Mentre soci pubblici e privati litigano, mentre la voragine finanziaria aumenta, il tutto avvolto in un inaccettabile silenzio della gestione De Metrio, si starebbe pensando per tentare di tamponare la situazione di trasferire interamente i servizi a terra da Sacal Gh ad Avia Partner, la società esterna che già da diversi anni opera in aeroporto. Questo significherà lasciare a casa per quest’ estate i lavoratori stagionali che operano da anni nello scalo lametino a favore di lavoratori che saranno reclutati direttamente dalla società esterna. Non accettiamo che a pagare scelte le politiche del tandem Oliverio-Mascaro, contro le quali ci siamo battuti quattro anni fa, siano i lavoratori stagionali che in questi anni hanno svolto il loro servizio presso l’aeroporto con professionalità e abnegazione. Mentre il presidente De Metrio e il direttore generale Farabbi hanno visto lievitare i loro rispettivi compensi, i lavoratori stagionali, oltre alla crisi innescata dal Covid, rischiano di pagare le conseguenze di biechi interessi e logiche di potere. Noi siamo dalla parte dei lavoratori e siamo pronti a sostenere qualsiasi iniziativa per garantire i loro diritti e il rispetto di professionalità che non possono essere accantonate o mortificate a causa di un management allo sbando e senza un minimo di visione del bene pubblico.”

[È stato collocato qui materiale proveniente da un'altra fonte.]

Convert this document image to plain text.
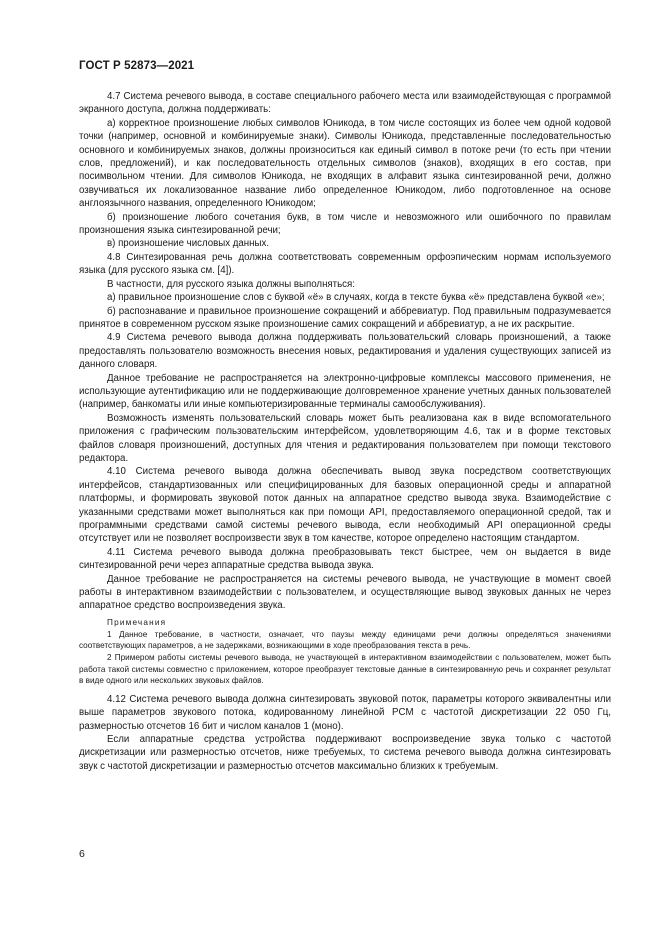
ГОСТ Р 52873—2021

4.7 Система речевого вывода, в составе специального рабочего места или взаимодействующая с программой экранного доступа, должна поддерживать:

а) корректное произношение любых символов Юникода, в том числе состоящих из более чем одной кодовой точки (например, основной и комбинируемые знаки). Символы Юникода, представленные последовательностью основного и комбинируемых знаков, должны произноситься как единый символ в потоке речи (то есть при чтении слов, предложений), и как последовательность отдельных символов (знаков), входящих в его состав, при посимвольном чтении. Для символов Юникода, не входящих в алфавит языка синтезированной речи, должно озвучиваться их локализованное название либо определенное Юникодом, либо подготовленное на основе англоязычного названия, определенного Юникодом;

б) произношение любого сочетания букв, в том числе и невозможного или ошибочного по правилам произношения языка синтезированной речи;

в) произношение числовых данных.

4.8 Синтезированная речь должна соответствовать современным орфоэпическим нормам используемого языка (для русского языка см. [4]).

В частности, для русского языка должны выполняться:

а) правильное произношение слов с буквой «ё» в случаях, когда в тексте буква «ё» представлена буквой «е»;

б) распознавание и правильное произношение сокращений и аббревиатур. Под правильным подразумевается принятое в современном русском языке произношение самих сокращений и аббревиатур, а не их раскрытие.

4.9 Система речевого вывода должна поддерживать пользовательский словарь произношений, а также предоставлять пользователю возможность внесения новых, редактирования и удаления существующих записей из данного словаря.

Данное требование не распространяется на электронно-цифровые комплексы массового применения, не использующие аутентификацию или не поддерживающие долговременное хранение учетных данных пользователей (например, банкоматы или иные компьютеризированные терминалы самообслуживания).

Возможность изменять пользовательский словарь может быть реализована как в виде вспомогательного приложения с графическим пользовательским интерфейсом, удовлетворяющим 4.6, так и в форме текстовых файлов словаря произношений, доступных для чтения и редактирования пользователем при помощи текстового редактора.

4.10 Система речевого вывода должна обеспечивать вывод звука посредством соответствующих интерфейсов, стандартизованных или специфицированных для базовых операционной среды и аппаратной платформы, и формировать звуковой поток данных на аппаратное средство вывода звука. Взаимодействие с указанными средствами может выполняться как при помощи API, предоставляемого операционной средой, так и программными средствами самой системы речевого вывода, если необходимый API операционной среды отсутствует или не позволяет воспроизвести звук в том качестве, которое определено настоящим стандартом.

4.11 Система речевого вывода должна преобразовывать текст быстрее, чем он выдается в виде синтезированной речи через аппаратные средства вывода звука.

Данное требование не распространяется на системы речевого вывода, не участвующие в момент своей работы в интерактивном взаимодействии с пользователем, и осуществляющие вывод звуковых данных не через аппаратное средство воспроизведения звука.

Примечания

1 Данное требование, в частности, означает, что паузы между единицами речи должны определяться значениями соответствующих параметров, а не задержками, возникающими в ходе преобразования текста в речь.

2 Примером работы системы речевого вывода, не участвующей в интерактивном взаимодействии с пользователем, может быть работа такой системы совместно с приложением, которое преобразует текстовые данные в синтезированную речь и сохраняет результат в виде одного или нескольких звуковых файлов.

4.12 Система речевого вывода должна синтезировать звуковой поток, параметры которого эквивалентны или выше параметров звукового потока, кодированному линейной PCM с частотой дискретизации 22 050 Гц, размерностью отсчетов 16 бит и числом каналов 1 (моно).

Если аппаратные средства устройства поддерживают воспроизведение звука только с частотой дискретизации или размерностью отсчетов, ниже требуемых, то система речевого вывода должна синтезировать звук с частотой дискретизации и размерностью отсчетов максимально близких к требуемым.

6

E’ tutto chiaro? Tutta questa intemerata soltanto per strizzare l’occhiolino ai lavoratori stagionali, magari in vista delle prossime elezioni regionali. Ma come, caro Piccioni, entrambi conosciamo la locuzione, forse di Catone il Censore, “ubi maior minor cessat”. Mi dici che la situazione finanziaria è gravissima, che la Sacal è sull’orlo del fallimento, e l’unico interesse che hai concerne gli stagionali? Proponi piuttosto qualcosa per non farla fallire la Sacal, per rimediare al buco finanziario, e così salveremo pure gli stagionali. Questa sinistra che nel 2021 “sta dalla parte dei lavoratori” però difende e pensa agli stagionali (cioè ad una parte) mentre col fallimento si perderebbe tutto compreso lavori a tempo indeterminato, ha ormai litigato definitivamente con la logica. Alza bandierine, ma, intendiamoci, non a fin di bene ma di voto. L’azienda sta fallendo, e a me che me frega, l’importante è che confermi i stagionali, non è una politica ma, come lo vogliamo chiamare, corporativismo, massimalismo? Con questa logica se non scoppiano incendi estivi, invece di essere contenti per il patrimonio boschivo integro, piangiamo per i volontari antincendio lasciati a casa.